Conversely, most legal professionals think they understand keyword search (because they learned it in law school with Westlaw or Lexis, or they know how to perform a Google search), but many don’t understand keyword search best practices when it comes to discovery, including testing search results and the null sets for those results. This recent example illustrates that many legal professionals don’t understand keyword search either. But most think they understand it, so they prefer that approach over something they know they don’t understand.
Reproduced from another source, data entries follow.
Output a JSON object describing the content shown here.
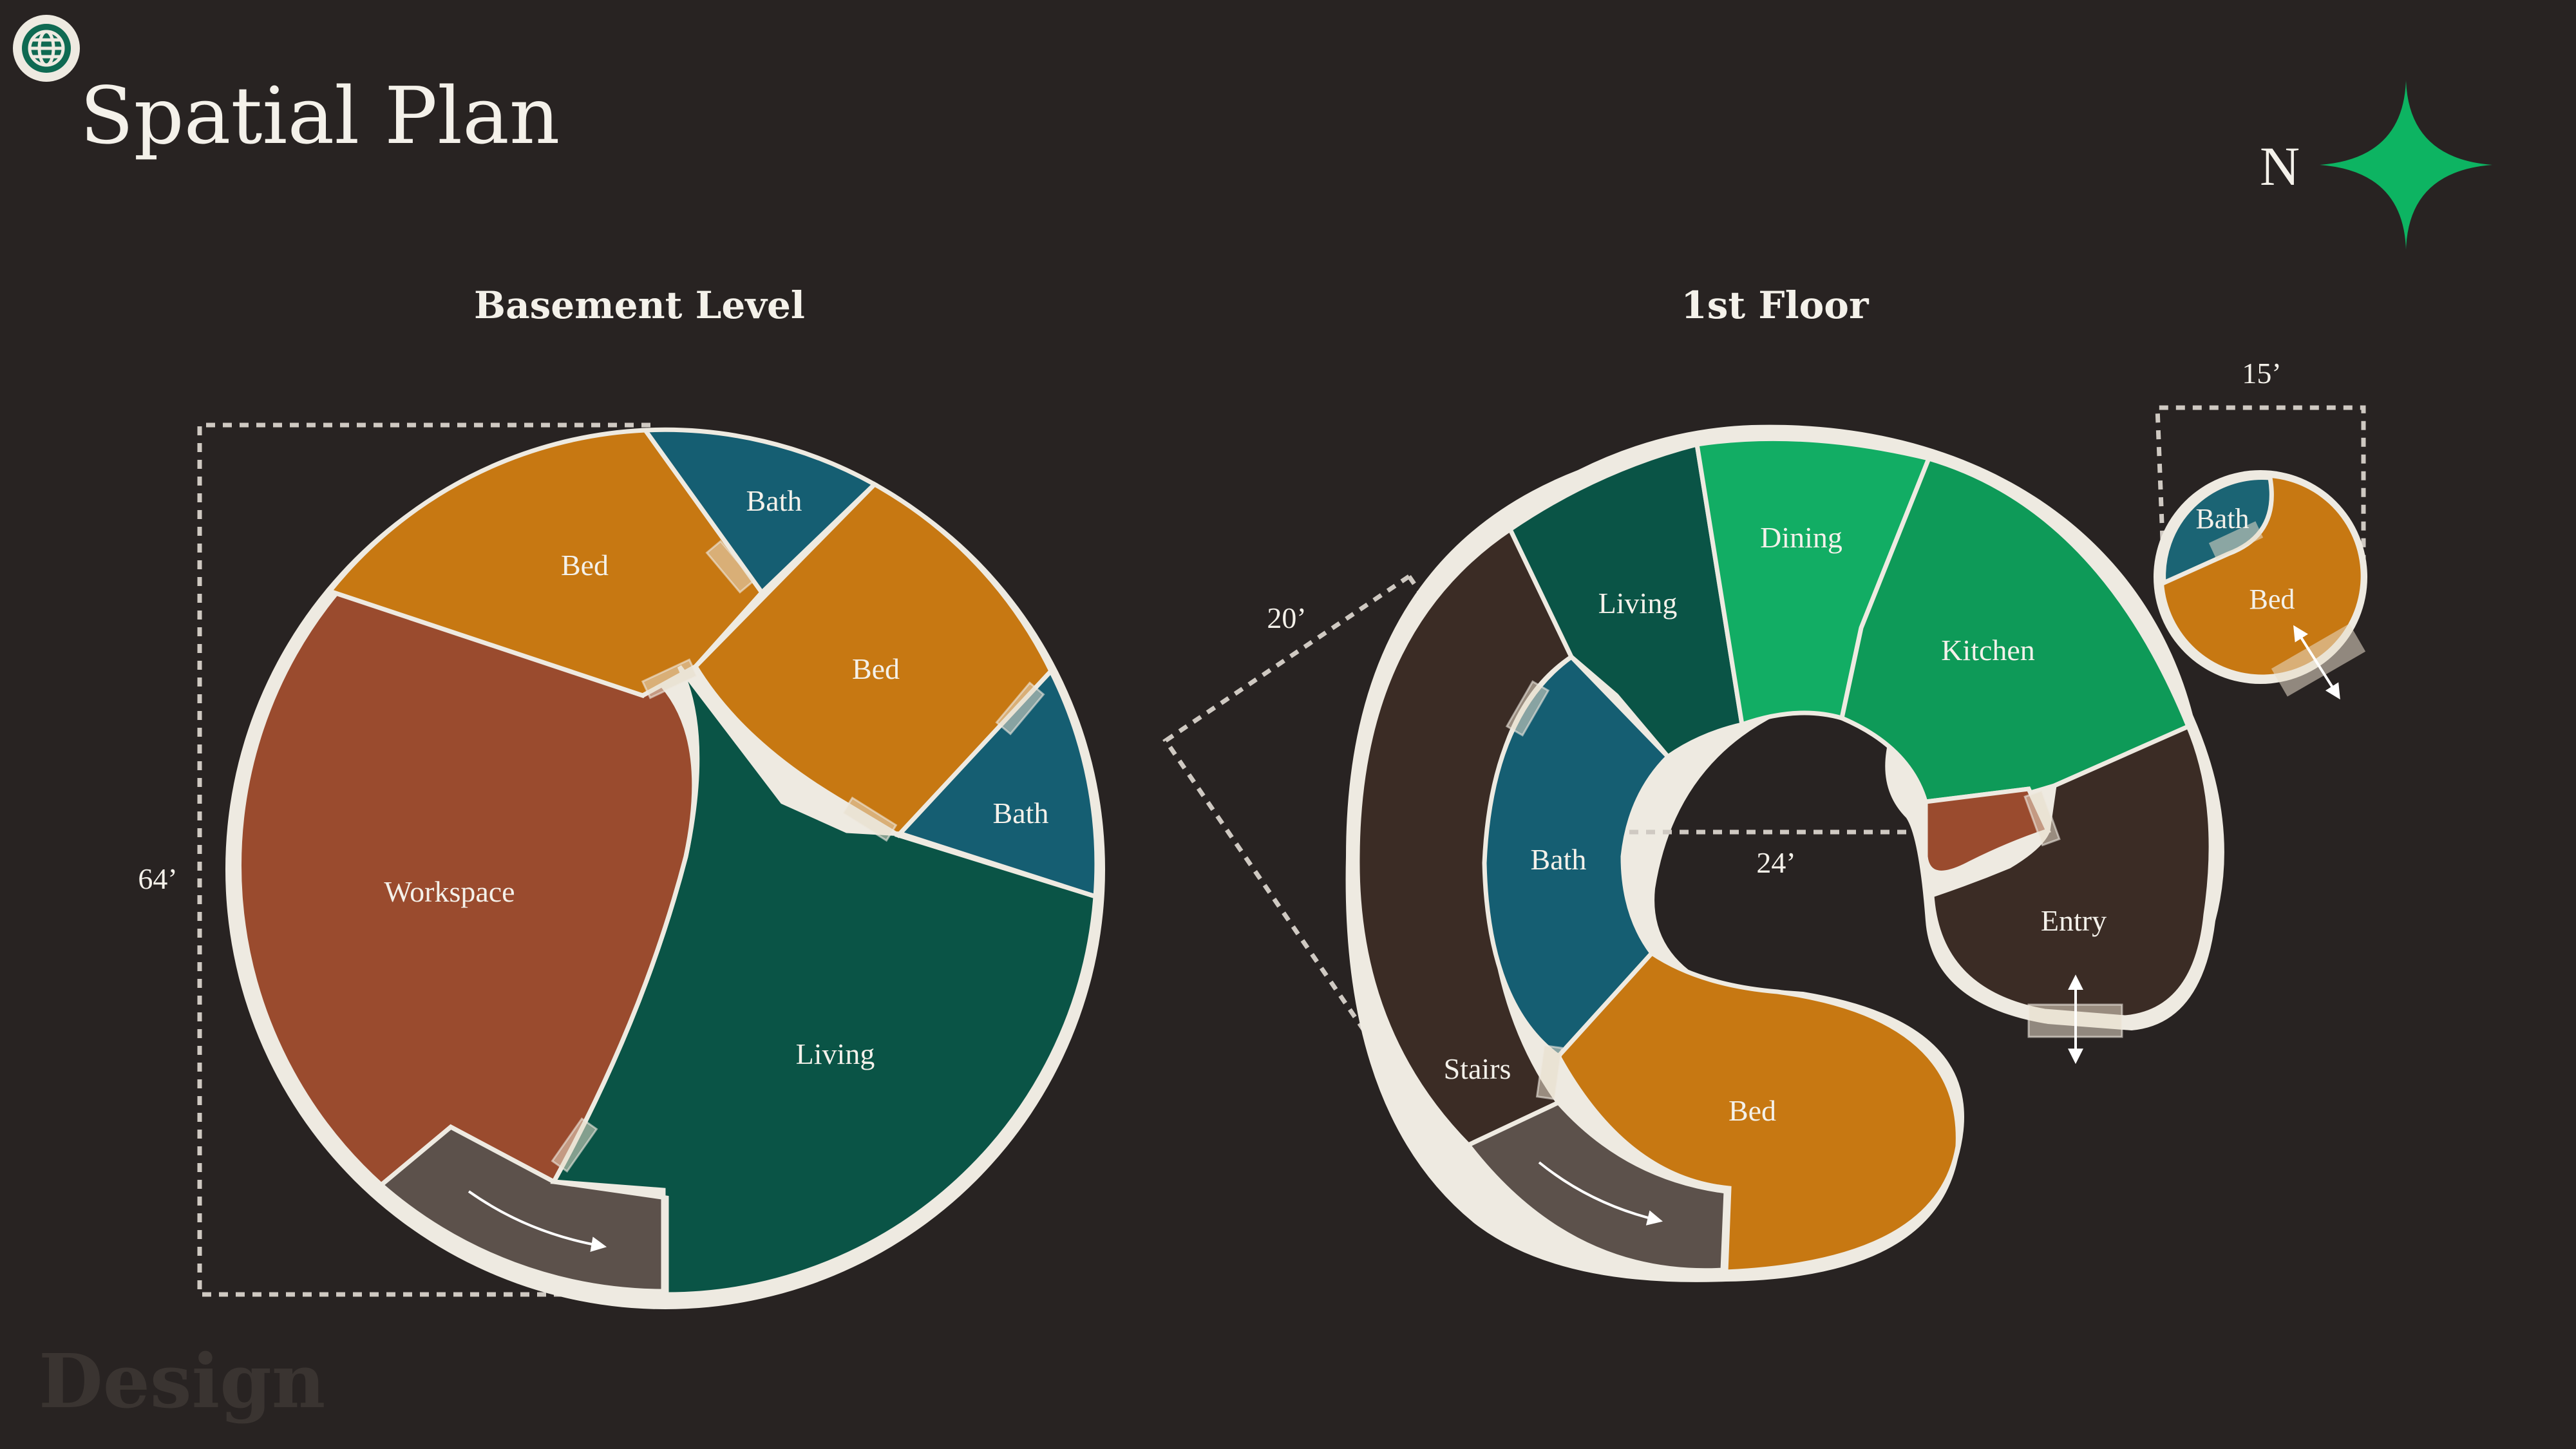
{
  "page": {
    "title": "Spatial Plan",
    "watermark": "Design",
    "logo_icon": "globe-icon"
  },
  "compass": {
    "label": "N",
    "icon": "north-star-icon",
    "color": "#0db462"
  },
  "colors": {
    "background": "#282322",
    "outline": "#eeeae1",
    "orange": "#c77812",
    "rust": "#9a4b2e",
    "teal": "#155e72",
    "dark_green": "#0a5446",
    "green": "#12a862",
    "bright_green": "#10b464",
    "dark_brown": "#3b2c25",
    "stair_gray": "#5c514b",
    "dim_dashes": "#cfc9c2"
  },
  "basement": {
    "heading": "Basement Level",
    "dimension": "64’",
    "rooms": {
      "workspace": "Workspace",
      "bed_north": "Bed",
      "bath_north": "Bath",
      "bed_east": "Bed",
      "bath_east": "Bath",
      "living": "Living"
    }
  },
  "first_floor": {
    "heading": "1st Floor",
    "dimension_inner": "24’",
    "dimension_side": "20’",
    "rooms": {
      "living": "Living",
      "dining": "Dining",
      "kitchen": "Kitchen",
      "bath": "Bath",
      "stairs": "Stairs",
      "bed": "Bed",
      "entry": "Entry"
    }
  },
  "annex": {
    "dimension": "15’",
    "rooms": {
      "bath": "Bath",
      "bed": "Bed"
    }
  }
}
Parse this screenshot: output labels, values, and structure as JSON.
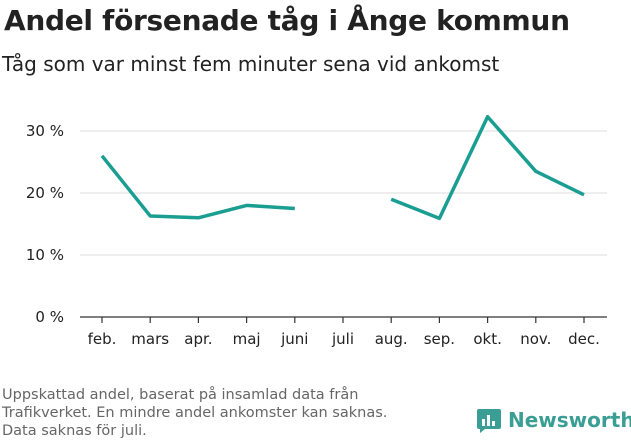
{
  "header": {
    "title": "Andel försenade tåg i Ånge kommun",
    "subtitle": "Tåg som var minst fem minuter sena vid ankomst"
  },
  "footer": {
    "lines": [
      "Uppskattad andel, baserat på insamlad data från",
      "Trafikverket. En mindre andel ankomster kan saknas.",
      "Data saknas för juli."
    ]
  },
  "brand": {
    "name": "Newsworthy",
    "icon": "newsworthy-logo-icon"
  },
  "colors": {
    "line": "#1a9e91",
    "grid": "#dddddd",
    "axis": "#333333",
    "brand": "#3a9e94"
  },
  "chart_data": {
    "type": "line",
    "title": "",
    "xlabel": "",
    "ylabel": "",
    "categories": [
      "feb.",
      "mars",
      "apr.",
      "maj",
      "juni",
      "juli",
      "aug.",
      "sep.",
      "okt.",
      "nov.",
      "dec."
    ],
    "series": [
      {
        "values": [
          26,
          16.3,
          16,
          18,
          17.5,
          null,
          19,
          15.9,
          32.3,
          23.5,
          19.7
        ]
      }
    ],
    "yticks": [
      0,
      10,
      20,
      30
    ],
    "ytick_labels": [
      "0 %",
      "10 %",
      "20 %",
      "30 %"
    ],
    "ylim": [
      0,
      35
    ],
    "grid": true,
    "legend": "none"
  }
}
Unwillingness to Change: Even if they do understand the technology and recognize the efficiency and effectiveness of TAR, many legal professionals are still unwilling to change their workflows to incorporate it. When there are a lot of documents to review, the mindset is to put more reviewers on it. In some cases, this may be because there is a concern that offering a different approach may reduce billable hours (there, I said it!), while in other cases, it may simply be a resistance to change.
This case that we discussed in the April case law webinar illustrates that – the defendants were looking at reviewing 225,000 documents at a cost of between $140,000 and $235,000, with a team of 15 reviewers. Yet, there was no mention of the consideration of TAR anywhere. It’s natural for people to stick with what they know unless forced to change, even if they recognize there may be a more efficient way to do it.
More Transparency is Expected with TAR: Another reason that legal professionals avoid using TAR is that opposing parties tend to want more transparency on TAR processes than they do on the traditional keyword search approach. Why? That’s a good question and it probably relates to reasons 1 and 2 above.
Maura R. Grossman and Gordon V. Cormack noted in their paper last year The eDiscovery Medicine Show (which I covered here) the “misconception…that only the TAR tool should be subject to validation, while keyword culling and manual review should be exempt, as they have always been.” Legal professionals tend to assume that their opposing counterparts know what they’re doing when it comes to keyword search (even though many don’t), but they only tend to want proof that they know what they’re doing when they’re using TAR.
In last year’s State of the Industry report, Judge Andrew Peck (ret.), who authored the first ruling to approve the use of TAR over ten years ago in Da Silva Moore, stated as a reason that more people don’t use TAR: “Part of the problem remains requesting parties that seek such extensive involvement in the process and overly complex verification that responding parties are discouraged from using TAR.”